Last winter, I gave $30 for 1000 lb bales, but I heartell from another neighbor he went up to $35 a few weeks ago. Hopefully he will come down by the fall, as everyone has lots of hay already this summer with all the rain. This is fertilized coastal bermuda averging around 14%-16% protein, according to the tests on last yrs crop. I called a few places last yr and $35 seems to be about average.
Anyone know of a site that will serve as a "primer" to explain a lot of the terminology used in the above posts on hay (RFV; horse vs. dairy vs. grinding alfalfa; small, medium & large squares; supreme, premium, good, utility/fair; large rounds; etc.)?
This is the explanation given at the bottom of the USDA hay report out of Moses Lake, WA. I think the USDA uses these same basic standards all over the country.
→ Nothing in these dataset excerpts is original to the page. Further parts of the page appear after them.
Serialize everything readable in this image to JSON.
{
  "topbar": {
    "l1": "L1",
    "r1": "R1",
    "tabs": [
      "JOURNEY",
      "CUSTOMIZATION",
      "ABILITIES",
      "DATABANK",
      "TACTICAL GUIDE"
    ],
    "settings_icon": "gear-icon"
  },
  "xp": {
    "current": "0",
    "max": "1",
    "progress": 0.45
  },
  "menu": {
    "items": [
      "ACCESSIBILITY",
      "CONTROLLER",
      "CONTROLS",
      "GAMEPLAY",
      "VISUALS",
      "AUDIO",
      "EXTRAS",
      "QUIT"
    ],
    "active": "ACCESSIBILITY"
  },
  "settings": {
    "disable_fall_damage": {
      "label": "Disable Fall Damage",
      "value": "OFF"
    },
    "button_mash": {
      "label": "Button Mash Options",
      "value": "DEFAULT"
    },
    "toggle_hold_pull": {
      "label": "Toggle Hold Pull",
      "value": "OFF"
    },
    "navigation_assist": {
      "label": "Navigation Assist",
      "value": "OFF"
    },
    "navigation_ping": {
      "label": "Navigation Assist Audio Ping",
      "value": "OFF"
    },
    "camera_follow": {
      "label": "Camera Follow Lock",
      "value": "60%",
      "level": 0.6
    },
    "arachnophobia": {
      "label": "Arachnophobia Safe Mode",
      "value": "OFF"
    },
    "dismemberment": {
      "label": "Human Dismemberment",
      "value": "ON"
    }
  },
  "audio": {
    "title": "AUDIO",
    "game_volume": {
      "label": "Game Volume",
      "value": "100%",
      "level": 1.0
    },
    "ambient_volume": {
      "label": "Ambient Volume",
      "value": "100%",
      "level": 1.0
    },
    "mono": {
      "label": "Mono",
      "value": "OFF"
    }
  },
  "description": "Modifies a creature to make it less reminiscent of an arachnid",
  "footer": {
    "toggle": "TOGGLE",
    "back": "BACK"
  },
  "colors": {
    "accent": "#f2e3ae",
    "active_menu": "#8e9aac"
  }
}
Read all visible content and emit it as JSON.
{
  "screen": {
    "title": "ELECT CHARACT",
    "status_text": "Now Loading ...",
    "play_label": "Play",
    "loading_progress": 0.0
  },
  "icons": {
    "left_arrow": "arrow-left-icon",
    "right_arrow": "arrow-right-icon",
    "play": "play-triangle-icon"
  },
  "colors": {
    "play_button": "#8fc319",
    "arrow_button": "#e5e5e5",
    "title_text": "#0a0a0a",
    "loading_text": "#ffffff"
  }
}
Price quotes are FOB for current delivery unless otherwise stated.
Alfalfa hay test guidelines, used with visual appearance and intent of
sale. Quantitative factors are approximate and many factors can
affect feeding value.
ADF NDF RFV TDN-100% TDN-90% CP
Supreme <27 <34 >185 >62 >55.9 >22
Premium 27-29 34-36 170-185 60.5-62 54.5-55.9 20-22
Good 29-32 36-40 150-170 58-60 52.5-54.5 18-20
Fair 32-35 40-44 130-150 56-58 50.5-52.5 16-18
Utility >35 >44 <130 <56 <50.5 <16
RFV calculated using the Wis/Minn formula. TDN calculated using
the western formula. Values based on 100% dry matter, TDN both 90% &
RFV is relative feed value
TDN is total digestable nutrients
CP is crude protein
ADF is acid detergent fiber
NDF is neutral detergent fiber
Dairy hay is generally high nutrient easily degestable hay.
Horse hay??? no dust or mold??? I guess it depends on what feed stores figure people will feed to horses.
Rounds are round bales.
Small squares are standard two tie bales. Some times three ties are included as small squares.
Large square bales are generally the 4' by 4' by 8' ton bales.
Mediums are bales that are somewhere in between.